Het is hier dus even aanpappen met Oma Lea, want die keet
moet ook ergens staan als ik in Uganda woon en wie weet hoe lang niet kom.
Het kan niet op: zometeen komt nog een foto, met
nummertjes erop. Men volge de nummering.
Nummer 1. Een straffe
brandnetelbouillon, deze keer echt goed gelukt, het werd eens tijd:
trek handschoenen aan. Douw een grote pan stevig vol brandnetels (liefst Alpine,
die gemener
steken maar ook sterker smaken), en giet ze net onder water. Tien minuten
laten koken. Brandnetels er uit vorken (via vergiet het in de brandnetels
achtergebleven vocht terugwinnen en weer in de pan gooien). Bij dat kookwater
nieuwe brandnetels gooien en weer tien minuten koken. En zo nog een keer. Het
gaat nu heerlijk ruiken in uw schaftkeet. U heeft met een vier/vijf liter pan
zeker twee/drie liter straffe brandnetelbouillon (men plukke voor die
hoeveelheid twee boodschappentassen brandnetels - als op de foto boven). Deze
brandnetelbouillon biedt als grondstof voor soep tal van mogelijkheden. Schep de
bouillen voor vandaag er uit. Het kan helemaal geen kwaad om de laatste portie
brandnetels er voorlopig in de rest te laten drijven.

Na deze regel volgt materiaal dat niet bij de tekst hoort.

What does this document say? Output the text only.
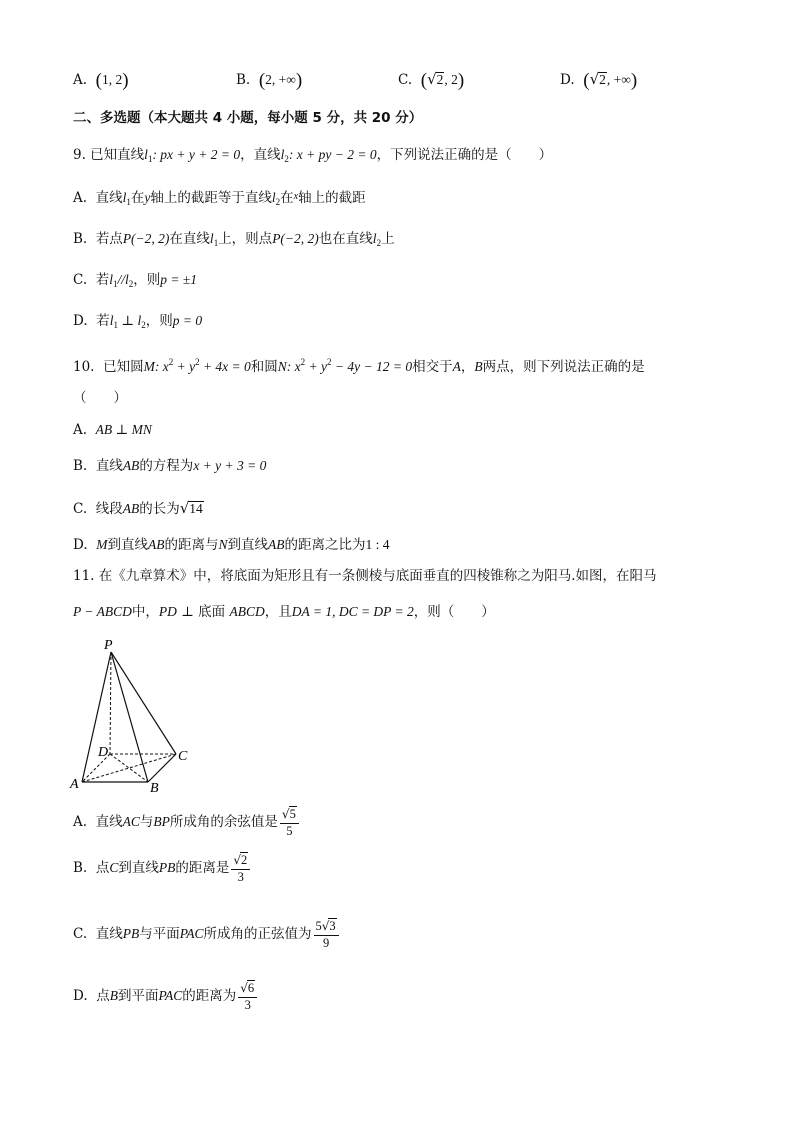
A. (1, 2)	B. (2, +∞)	C. (√2, 2)	D. (√2, +∞)
二、多选题（本大题共 4 小题，每小题 5 分，共 20 分）
9. 已知直线$l_1$: px + y + 2 = 0，直线$l_2$: x + py − 2 = 0，下列说法正确的是（　　）
A. 直线$l_1$在y轴上的截距等于直线$l_2$在$^x$轴上的截距
B. 若点P(−2, 2)在直线$l_1$上，则点P(−2, 2)也在直线$l_2$上
C. 若$l_1//l_2$，则p = ±1
D. 若$l_1$ ⊥ $l_2$，则p = 0
10. 已知圆M: $x^2 + y^2 + 4x = 0$和圆N: $x^2 + y^2 - 4y - 12 = 0$相交于A，B两点，则下列说法正确的是
（　　）
A. AB ⊥ MN
B. 直线AB的方程为x + y + 3 = 0
C. 线段AB的长为√14
D. M到直线AB的距离与N到直线AB的距离之比为1 : 4
11. 在《九章算术》中，将底面为矩形且有一条侧棱与底面垂直的四棱锥称之为阳马.如图，在阳马
P − ABCD中，PD ⊥ 底面 ABCD，且DA = 1, DC = DP = 2，则（　　）
P
D	C
A	B
A. 直线AC与BP所成角的余弦值是 $\frac{√5}{5}$
B. 点C到直线PB的距离是 $\frac{√2}{3}$
C. 直线PB与平面PAC所成角的正弦值为 $\frac{5√3}{9}$
D. 点B到平面PAC的距离为 $\frac{√6}{3}$
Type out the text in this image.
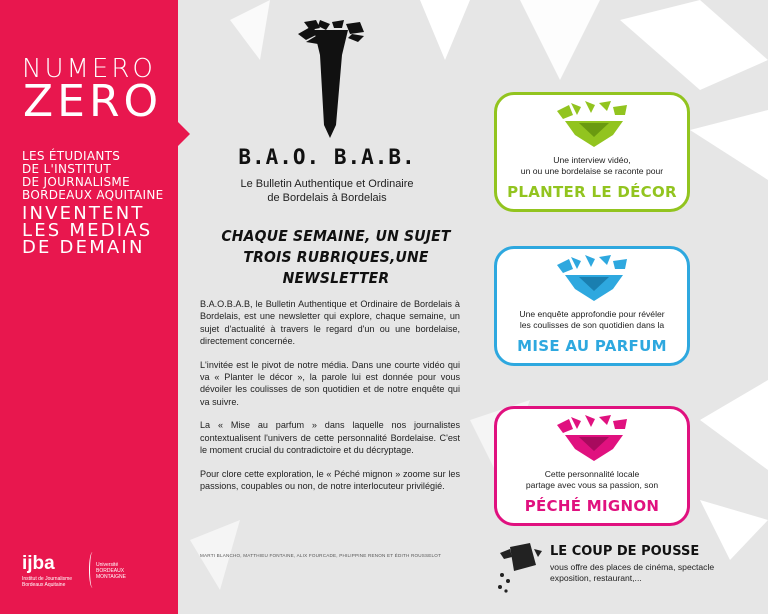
NUMERO
ZERO
LES ÉTUDIANTS
DE L'INSTITUT
DE JOURNALISME
BORDEAUX AQUITAINE
INVENTENT
LES MEDIAS
DE DEMAIN
ijba
Institut de Journalisme Bordeaux Aquitaine
Université BORDEAUX MONTAIGNE
B.A.O. B.A.B.
Le Bulletin Authentique et Ordinaire
de Bordelais à Bordelais
CHAQUE SEMAINE, UN SUJET
TROIS RUBRIQUES,UNE NEWSLETTER

B.A.O.B.A.B, le Bulletin Authentique et Ordinaire de Bordelais à Bordelais, est une newsletter qui explore, chaque semaine, un sujet d'actualité à travers le regard d'un ou une bordelaise, directement concernée.

L'invitée est le pivot de notre média. Dans une courte vidéo qui va « Planter le décor », la parole lui est donnée pour vous dévoiler les coulisses de son quotidien et de notre enquête qui va suivre.

La « Mise au parfum » dans laquelle nos journalistes contextualisent l'univers de cette personnalité Bordelaise. C'est le moment crucial du contradictoire et du décryptage.

Pour clore cette exploration, le « Péché mignon » zoome sur les passions, coupables ou non, de notre interlocuteur privilégié.

MARTI BLANCHO, MATTHIEU FONTAINE, ALIX FOURCADE, PHILIPPINE RENON ET ÉDITH ROUSSELOT
Une interview vidéo,
un ou une bordelaise se raconte pour
PLANTER LE DÉCOR
Une enquête approfondie pour révéler
les coulisses de son quotidien dans la
MISE AU PARFUM
Cette personnalité locale
partage avec vous sa passion, son
PÉCHÉ MIGNON
LE COUP DE POUSSE
vous offre des places de cinéma, spectacle
exposition, restaurant,...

Hoe meer het op afgewerkte
motorolie gaat lijken hoe beter. Ruik maar eens.
Idee voor een brandnetelsoep "Mexicaine": gooi in een liter brandnetelboullion
gesnipperde rode pepers naar smaak (bij mij zijn dat zeven). Breng aldus de
bouillen met een snifje zout weer aan de kook en wacht tot de pepersnippers "al
dente" zijn. Breek een ei boven de soep en roer. Klaar! Neem rustige hapjes en
zorg dat u zich niet verslikt, zoals ik zonet, want dat brandt venijnig in de
keel (niet van de brandnetels maar van de peper).
Nummer 2.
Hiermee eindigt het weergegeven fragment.